The odious ritual whereby representatives of foreign governments travel to Washington to tell us our business has become so routine it hardly even registers. And, down the years, hosting such rituals has become a (if not the) primary function of Washington’s think tanks which, also to no one’s surprise, draws millions and millions in funding from these very same governments.
Such was the case at mid-week when the Foreign Minister of Norway, Espen Barth Eide, appeared on a dais at the Brookings Institution. Since Brookings was, some years back, discovered to be snout-deep in the trough of foreign money, the Institution’s Vice President, Susanne Maloney (who, to be fair, is one of the more sensible, i.e. not certifiably insane, Middle East ‘experts’ in town) was at pains to stress that while Brookings does accept funding from the government of Norway, that will in no way impede upon the integrity of the ritual.
And with that out of the way, the FM proceeded to make his case for why the war in Ukraine ”matters to America.” Eide also said that Norway welcomes the addition of Finland and Sweden to NATO “big time” as it will add “strategic depth” to the region. The other very real possibility, that it will instead make the region more volatile, as those of us who understand the implications of Robert Jervis’ Security Dilemma expect, was not aired.
Yet as far as these things go, it was far from the worst. It was certainly a far cry from the time, some years back, I witnessed the aforementioned Maloney try and reason with the completely off-the-rails duo of John McCain and Leon Wieseltier (whose code name, I’m reliably informed, during his days at The New Republic was “Weasel Beast”) over the wisdom of starting a Third World War with Iran.
There is, of course, another role the so-called Think Tanks play in Washington, namely, message control. Perhaps the first to really draw out the ramifications of this particular role the think tanks play was the philosopher Hannah Arendt. In a furious critique of the Washington power-structure occasioned by the publication of the Pentagon Papers, Arendt uncovered the process of self-deception that enabled American policymakers to lie to themselves (and the country) over what was actually happening in Vietnam.
Writing in 1971, Arendt observed that,
The internal world of government, with its bureaucracy on one hand, its social life on the other, made self-deception relatively easy. No ivory tower of the scholars has ever better prepared the mind for ignoring the facts of life than did the various think tanks for the problem-solvers and the reputation of the White House for the President’s advisers…
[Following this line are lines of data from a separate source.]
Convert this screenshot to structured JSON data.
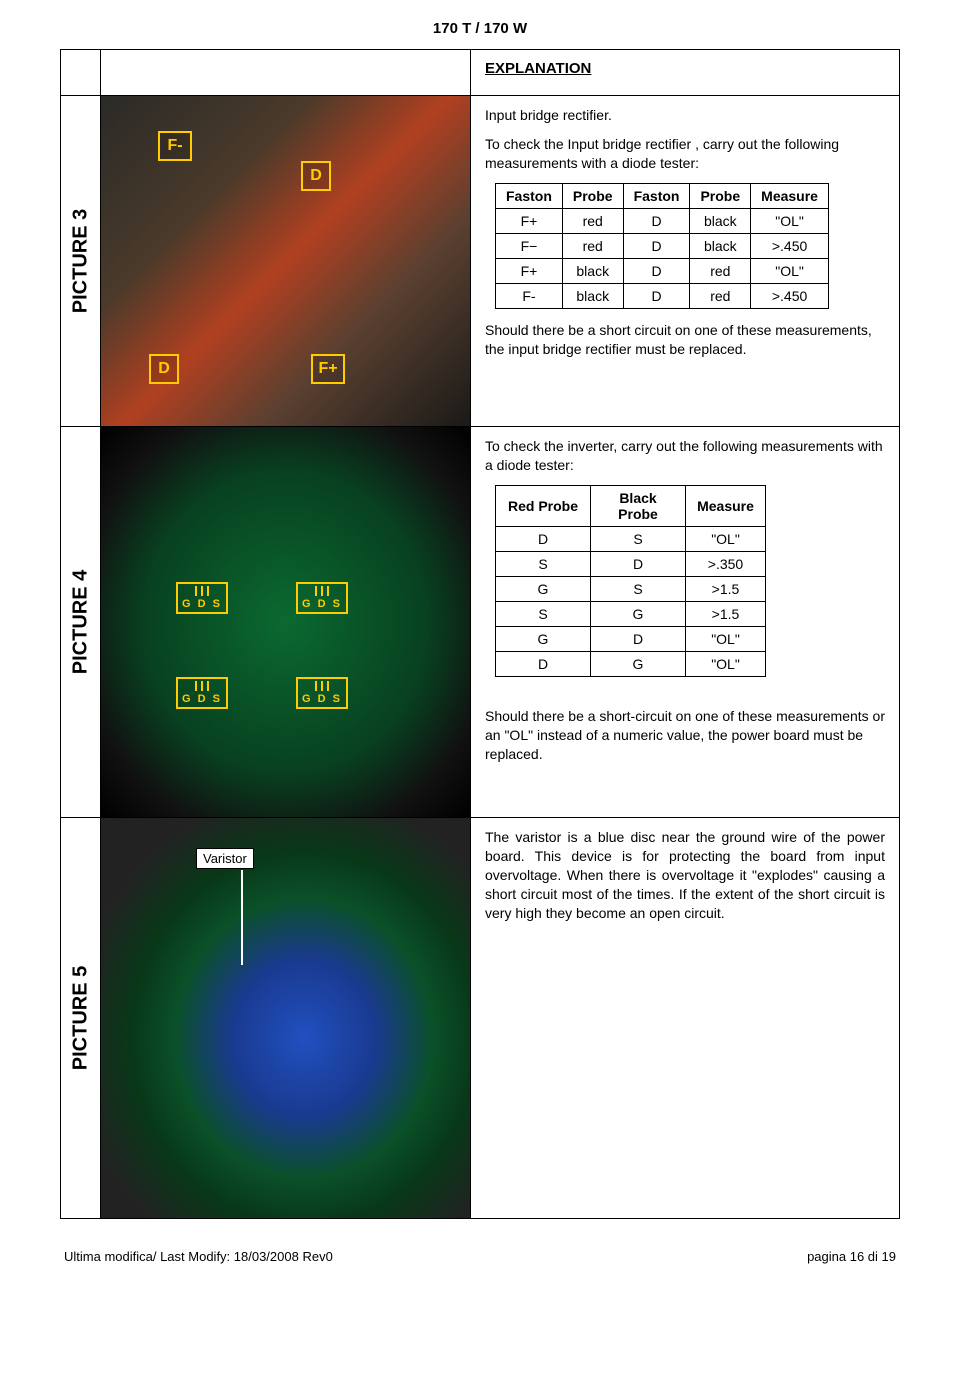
{
  "header": {
    "title": "170 T / 170 W"
  },
  "rows": {
    "r3": {
      "label": "PICTURE 3",
      "heading": "EXPLANATION",
      "intro": "Input bridge rectifier.",
      "desc": "To check the Input bridge rectifier , carry out the following measurements with a diode tester:",
      "table": {
        "headers": [
          "Faston",
          "Probe",
          "Faston",
          "Probe",
          "Measure"
        ],
        "rows": [
          [
            "F+",
            "red",
            "D",
            "black",
            "\"OL\""
          ],
          [
            "F−",
            "red",
            "D",
            "black",
            ">.450"
          ],
          [
            "F+",
            "black",
            "D",
            "red",
            "\"OL\""
          ],
          [
            "F-",
            "black",
            "D",
            "red",
            ">.450"
          ]
        ],
        "col_widths": [
          "60px",
          "55px",
          "60px",
          "55px",
          "70px"
        ]
      },
      "note": "Should there be a short circuit on one of these measurements, the input bridge rectifier must be replaced.",
      "overlays": {
        "Fminus": "F-",
        "Dtop": "D",
        "Dbot": "D",
        "Fplus": "F+"
      }
    },
    "r4": {
      "label": "PICTURE 4",
      "desc": "To check the inverter, carry out the following measurements with a diode tester:",
      "table": {
        "headers": [
          "Red Probe",
          "Black Probe",
          "Measure"
        ],
        "rows": [
          [
            "D",
            "S",
            "\"OL\""
          ],
          [
            "S",
            "D",
            ">.350"
          ],
          [
            "G",
            "S",
            ">1.5"
          ],
          [
            "S",
            "G",
            ">1.5"
          ],
          [
            "G",
            "D",
            "\"OL\""
          ],
          [
            "D",
            "G",
            "\"OL\""
          ]
        ],
        "col_widths": [
          "95px",
          "95px",
          "80px"
        ]
      },
      "note": "Should there be a short-circuit on one of these measurements or an \"OL\" instead of a numeric value, the power board must be replaced.",
      "gds": "G D S"
    },
    "r5": {
      "label": "PICTURE 5",
      "varistor_label": "Varistor",
      "text": "The varistor is a blue disc near the ground wire of the power board. This device is for protecting the board from input overvoltage. When there is overvoltage it \"explodes\" causing a short circuit most of the times. If the extent of the short circuit is very high they become an open circuit."
    }
  },
  "footer": {
    "left": "Ultima modifica/ Last Modify: 18/03/2008  Rev0",
    "right": "pagina 16 di 19"
  },
  "colors": {
    "highlight": "#ffcc00"
  }
}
…in an entirely defactualized world; Washington and its sprawling governmental bureaucracy, as well as the various think tanks in the country, provide the problem solvers with a natural habitat for mind and body. In the realm of politics, where secrecy and deliberate deception have always played a significant role, self-deception is the danger par excellence…
Something similar, eerily so, is taking place today with regard to Ukraine. Not that this, as we have seen, is really all that new – after all, it was at the urging of think tanks like the Middle East Institute and bought and paid for charlatans such as Charles Lister (and other more notable charlatans like David Petraeus) who spent years urging the Obama administration to make common cause with Al Qaeda to overthrow a secular, multi-confessional state in Syria. Today, the role think tanks play is to help create a mental environment conducive for the Ukraine fantasy to fester; that with just a bit more money, a bit more military aid, more intelligence sharing, more ordnance, or in the FM’s words, “sustained assistance” – Kiev will somehow carry the day.
It isn’t as though the information, the hard facts on the ground are not known, are not available, are not accessible. FM Eide’s interlocutor at Brookings was a former National Intelligence Office for Russia and member of the National Security Council as recently as 2019. The military analyst and historian Michael Vlahos showed as far back as last August that, “in casualties-to-population terms, Ukrainian military losses, after more than 500 days of war, are approaching those sustained by Germany in World War I over more than 1,500 days. This is,” he wrote, “a catastrophic attrition rate” that “can break an army and a nation.”
At Brookings, I heard not a word uttered about casualties (now estimated to be verging on 500,000 or closing in on about ten times the losses sustained by the US in Vietnam). I heard not a word about the estimated 700,000 who have fled military service in Ukraine. Nor was a word uttered about the cost of reconstruction, now widely estimated to be at around $1 trillion. And why would I expect to? After all, doing so would, among other things, puncture the dream-like state in which these places operate.
James W. Carden is a columnist and former adviser to the US-Russia Bilateral Presidential Commission at the U.S. Department of State. His articles and essays have appeared in a wide variety of publications including The Nation, The American Conservative, Responsible Statecraft, The Spectator, UnHerd, The National Interest, Quartz, The Los Angeles Times, and American Affairs.